Hof Arnhem-Leeuwarden oordeelt in hoger beroep dat er geen redelijke mate van zekerheid is dat X als borg zal worden aangesproken en dat de daardoor ontstane regresvordering onvolwaardig zal zijn. Het krediet van de bv's is inmiddels (nagenoeg geheel) afgelost uit ontvangen royalty’s.

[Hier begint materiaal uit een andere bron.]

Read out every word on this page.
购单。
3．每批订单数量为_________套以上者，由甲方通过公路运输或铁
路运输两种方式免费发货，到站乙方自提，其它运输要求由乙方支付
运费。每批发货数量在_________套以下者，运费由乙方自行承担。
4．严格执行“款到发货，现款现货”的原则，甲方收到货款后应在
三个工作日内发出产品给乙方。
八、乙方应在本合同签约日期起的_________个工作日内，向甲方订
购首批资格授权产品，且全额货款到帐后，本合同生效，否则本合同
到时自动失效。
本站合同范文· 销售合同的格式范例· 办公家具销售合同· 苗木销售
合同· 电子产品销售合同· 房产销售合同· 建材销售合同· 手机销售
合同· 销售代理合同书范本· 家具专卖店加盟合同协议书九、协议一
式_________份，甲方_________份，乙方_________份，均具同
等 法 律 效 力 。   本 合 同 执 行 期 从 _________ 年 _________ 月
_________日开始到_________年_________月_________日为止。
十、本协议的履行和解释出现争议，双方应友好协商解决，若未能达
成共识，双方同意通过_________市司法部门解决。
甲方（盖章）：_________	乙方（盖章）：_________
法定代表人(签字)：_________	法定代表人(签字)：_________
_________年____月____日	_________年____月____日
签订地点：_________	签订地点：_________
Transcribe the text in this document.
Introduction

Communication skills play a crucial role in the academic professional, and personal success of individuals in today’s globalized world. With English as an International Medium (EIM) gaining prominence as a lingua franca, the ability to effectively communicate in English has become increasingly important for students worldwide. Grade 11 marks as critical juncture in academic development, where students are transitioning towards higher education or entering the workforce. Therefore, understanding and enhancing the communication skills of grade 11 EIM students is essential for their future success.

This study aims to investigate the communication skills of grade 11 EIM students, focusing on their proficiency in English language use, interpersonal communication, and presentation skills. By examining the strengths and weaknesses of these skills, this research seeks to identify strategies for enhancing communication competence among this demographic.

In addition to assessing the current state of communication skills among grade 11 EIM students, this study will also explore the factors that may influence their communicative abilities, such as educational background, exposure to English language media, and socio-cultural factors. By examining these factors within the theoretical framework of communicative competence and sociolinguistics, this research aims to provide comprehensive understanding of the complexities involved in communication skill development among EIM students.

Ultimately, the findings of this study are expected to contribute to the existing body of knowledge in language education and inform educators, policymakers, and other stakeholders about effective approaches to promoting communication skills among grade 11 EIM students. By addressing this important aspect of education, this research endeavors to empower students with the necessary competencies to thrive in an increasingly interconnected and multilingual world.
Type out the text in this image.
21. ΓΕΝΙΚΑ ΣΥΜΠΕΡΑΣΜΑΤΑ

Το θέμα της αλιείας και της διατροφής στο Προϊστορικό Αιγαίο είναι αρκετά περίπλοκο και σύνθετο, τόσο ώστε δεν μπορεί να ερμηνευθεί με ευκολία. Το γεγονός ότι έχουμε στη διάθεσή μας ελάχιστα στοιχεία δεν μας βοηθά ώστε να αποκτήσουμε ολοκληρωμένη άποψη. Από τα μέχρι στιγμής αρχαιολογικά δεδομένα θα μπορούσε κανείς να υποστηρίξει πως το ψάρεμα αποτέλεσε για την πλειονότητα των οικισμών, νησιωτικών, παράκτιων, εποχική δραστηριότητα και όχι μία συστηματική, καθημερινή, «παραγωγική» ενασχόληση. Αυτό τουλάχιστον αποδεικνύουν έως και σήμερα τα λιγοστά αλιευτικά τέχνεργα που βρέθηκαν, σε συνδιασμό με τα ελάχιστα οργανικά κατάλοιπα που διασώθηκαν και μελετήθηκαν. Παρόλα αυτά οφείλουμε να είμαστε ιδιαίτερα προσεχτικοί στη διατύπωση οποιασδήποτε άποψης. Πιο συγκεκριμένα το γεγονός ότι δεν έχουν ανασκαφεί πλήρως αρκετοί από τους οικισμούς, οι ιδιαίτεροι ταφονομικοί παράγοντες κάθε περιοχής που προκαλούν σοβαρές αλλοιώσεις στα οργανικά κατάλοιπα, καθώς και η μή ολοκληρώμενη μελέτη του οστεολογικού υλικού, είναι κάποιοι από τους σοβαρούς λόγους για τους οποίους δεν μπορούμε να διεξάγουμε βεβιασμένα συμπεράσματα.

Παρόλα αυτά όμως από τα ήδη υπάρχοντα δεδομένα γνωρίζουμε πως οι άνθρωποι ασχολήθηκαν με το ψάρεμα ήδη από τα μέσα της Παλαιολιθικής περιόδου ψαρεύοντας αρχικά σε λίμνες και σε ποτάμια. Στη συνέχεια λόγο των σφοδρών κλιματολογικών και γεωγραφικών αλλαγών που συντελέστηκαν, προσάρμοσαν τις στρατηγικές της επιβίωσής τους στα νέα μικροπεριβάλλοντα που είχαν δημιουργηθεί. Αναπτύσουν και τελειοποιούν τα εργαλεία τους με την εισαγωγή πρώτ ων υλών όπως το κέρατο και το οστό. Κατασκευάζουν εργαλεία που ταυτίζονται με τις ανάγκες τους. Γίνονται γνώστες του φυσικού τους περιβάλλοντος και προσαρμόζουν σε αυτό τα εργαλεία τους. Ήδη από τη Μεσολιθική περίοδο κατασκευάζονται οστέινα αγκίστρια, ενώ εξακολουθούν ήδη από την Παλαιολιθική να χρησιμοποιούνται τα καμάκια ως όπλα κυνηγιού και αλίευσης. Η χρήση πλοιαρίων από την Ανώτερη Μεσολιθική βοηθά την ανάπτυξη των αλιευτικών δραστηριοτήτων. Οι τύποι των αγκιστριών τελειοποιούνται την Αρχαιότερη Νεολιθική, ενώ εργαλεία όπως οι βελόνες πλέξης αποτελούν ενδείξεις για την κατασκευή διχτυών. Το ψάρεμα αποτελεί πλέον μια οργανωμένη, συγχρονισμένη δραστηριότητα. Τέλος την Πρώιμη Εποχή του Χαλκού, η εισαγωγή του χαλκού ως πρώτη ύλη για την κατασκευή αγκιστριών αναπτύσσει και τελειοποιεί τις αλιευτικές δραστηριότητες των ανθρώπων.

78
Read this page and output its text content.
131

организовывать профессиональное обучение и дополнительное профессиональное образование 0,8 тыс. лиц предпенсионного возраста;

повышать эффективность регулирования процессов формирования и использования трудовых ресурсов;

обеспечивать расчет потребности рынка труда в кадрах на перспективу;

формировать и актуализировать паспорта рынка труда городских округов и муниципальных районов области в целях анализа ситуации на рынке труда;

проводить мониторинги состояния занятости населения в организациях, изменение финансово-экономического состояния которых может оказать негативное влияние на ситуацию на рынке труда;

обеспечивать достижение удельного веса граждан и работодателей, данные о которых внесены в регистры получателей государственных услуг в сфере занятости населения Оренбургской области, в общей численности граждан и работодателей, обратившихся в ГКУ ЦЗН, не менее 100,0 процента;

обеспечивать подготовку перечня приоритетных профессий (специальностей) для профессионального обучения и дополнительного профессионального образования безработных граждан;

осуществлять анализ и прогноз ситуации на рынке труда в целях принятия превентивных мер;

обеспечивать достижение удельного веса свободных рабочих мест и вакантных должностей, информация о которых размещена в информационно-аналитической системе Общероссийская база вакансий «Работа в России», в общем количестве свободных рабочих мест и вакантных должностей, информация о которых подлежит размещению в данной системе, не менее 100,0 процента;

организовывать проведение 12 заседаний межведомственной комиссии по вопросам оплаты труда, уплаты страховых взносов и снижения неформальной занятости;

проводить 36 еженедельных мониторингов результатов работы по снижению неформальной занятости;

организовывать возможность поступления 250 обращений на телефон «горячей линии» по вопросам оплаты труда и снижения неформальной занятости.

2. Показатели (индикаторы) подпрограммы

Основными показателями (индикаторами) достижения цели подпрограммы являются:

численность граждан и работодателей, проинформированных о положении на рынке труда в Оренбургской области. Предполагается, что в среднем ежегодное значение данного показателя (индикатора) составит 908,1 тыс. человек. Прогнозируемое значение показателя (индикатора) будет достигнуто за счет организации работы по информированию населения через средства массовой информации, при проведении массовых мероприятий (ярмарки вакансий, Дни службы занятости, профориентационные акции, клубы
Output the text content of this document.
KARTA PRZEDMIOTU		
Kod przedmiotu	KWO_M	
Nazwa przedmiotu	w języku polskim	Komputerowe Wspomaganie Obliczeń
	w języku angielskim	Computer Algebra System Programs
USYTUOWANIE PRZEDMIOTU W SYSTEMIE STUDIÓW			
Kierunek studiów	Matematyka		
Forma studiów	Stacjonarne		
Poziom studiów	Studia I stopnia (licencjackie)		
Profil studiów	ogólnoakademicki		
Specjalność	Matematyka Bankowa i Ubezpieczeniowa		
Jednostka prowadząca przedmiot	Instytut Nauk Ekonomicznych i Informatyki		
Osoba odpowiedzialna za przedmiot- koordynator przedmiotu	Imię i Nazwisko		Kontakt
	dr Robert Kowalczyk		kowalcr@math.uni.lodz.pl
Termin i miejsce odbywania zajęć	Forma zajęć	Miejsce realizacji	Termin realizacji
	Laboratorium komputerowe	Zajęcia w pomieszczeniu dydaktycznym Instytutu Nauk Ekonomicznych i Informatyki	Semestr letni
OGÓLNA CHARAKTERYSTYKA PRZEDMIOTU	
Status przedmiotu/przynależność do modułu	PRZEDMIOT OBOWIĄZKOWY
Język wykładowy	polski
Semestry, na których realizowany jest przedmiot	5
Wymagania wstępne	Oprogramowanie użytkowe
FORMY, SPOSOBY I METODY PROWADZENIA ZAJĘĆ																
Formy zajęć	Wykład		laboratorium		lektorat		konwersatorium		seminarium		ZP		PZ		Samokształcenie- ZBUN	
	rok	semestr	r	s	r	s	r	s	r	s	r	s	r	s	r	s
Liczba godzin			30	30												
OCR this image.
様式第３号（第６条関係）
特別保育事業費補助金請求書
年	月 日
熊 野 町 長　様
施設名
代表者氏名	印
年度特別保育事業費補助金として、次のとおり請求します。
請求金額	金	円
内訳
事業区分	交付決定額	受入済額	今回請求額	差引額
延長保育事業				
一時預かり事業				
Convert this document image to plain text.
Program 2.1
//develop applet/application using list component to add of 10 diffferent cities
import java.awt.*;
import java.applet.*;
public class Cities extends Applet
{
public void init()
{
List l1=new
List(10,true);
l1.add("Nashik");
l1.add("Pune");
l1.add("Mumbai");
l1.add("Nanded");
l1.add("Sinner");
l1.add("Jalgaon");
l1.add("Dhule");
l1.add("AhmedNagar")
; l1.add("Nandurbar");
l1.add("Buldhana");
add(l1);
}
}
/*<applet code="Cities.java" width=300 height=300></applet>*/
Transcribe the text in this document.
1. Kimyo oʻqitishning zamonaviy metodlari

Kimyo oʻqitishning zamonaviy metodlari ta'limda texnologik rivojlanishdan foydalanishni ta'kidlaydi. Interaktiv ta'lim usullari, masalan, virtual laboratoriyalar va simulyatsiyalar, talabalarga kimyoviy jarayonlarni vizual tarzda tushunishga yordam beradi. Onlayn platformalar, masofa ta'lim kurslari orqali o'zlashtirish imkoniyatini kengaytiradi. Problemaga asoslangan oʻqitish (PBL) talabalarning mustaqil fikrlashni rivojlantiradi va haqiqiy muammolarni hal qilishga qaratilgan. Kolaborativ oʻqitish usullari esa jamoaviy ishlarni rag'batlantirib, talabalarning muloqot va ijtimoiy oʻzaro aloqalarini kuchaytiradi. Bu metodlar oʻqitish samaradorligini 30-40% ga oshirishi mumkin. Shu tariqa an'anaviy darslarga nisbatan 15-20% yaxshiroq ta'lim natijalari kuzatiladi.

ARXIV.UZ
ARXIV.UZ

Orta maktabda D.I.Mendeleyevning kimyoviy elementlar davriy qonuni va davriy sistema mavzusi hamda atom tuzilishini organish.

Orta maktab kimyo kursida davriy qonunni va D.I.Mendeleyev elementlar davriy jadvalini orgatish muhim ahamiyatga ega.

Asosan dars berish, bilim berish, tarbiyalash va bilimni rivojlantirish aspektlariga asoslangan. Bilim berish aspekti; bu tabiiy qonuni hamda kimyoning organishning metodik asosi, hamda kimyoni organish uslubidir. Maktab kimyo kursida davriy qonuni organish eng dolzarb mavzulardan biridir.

X is (middellijk) dga van een bv die filmrechten bezit. In 2011 wordt een financieringsovereenkomst met een bank gesloten voor € 1,5 mln, waarvoor X zich in privé borg stelt voor € 250.000. De bv's behalen in 2012 en 2013 per saldo een verlies van ruim € 2,3 mln. In geschil is of X eind 2013 een 'voorziening privé borgstelling' kan vormen. In 2013 tot en met 2016 is het krediet (nagenoeg geheel) afgelost uit de ontvangen royalty’s. Volgens Rechtbank Gelderland heeft de inspecteur de voorziening van € 220.000 (€ 250.000 minus TBS-vrijstelling € 30.000) terecht niet geaccepteerd. X stelt in hoger beroep dat de bank eind 2013 tot 'bijzonder beheer' is overgegaan.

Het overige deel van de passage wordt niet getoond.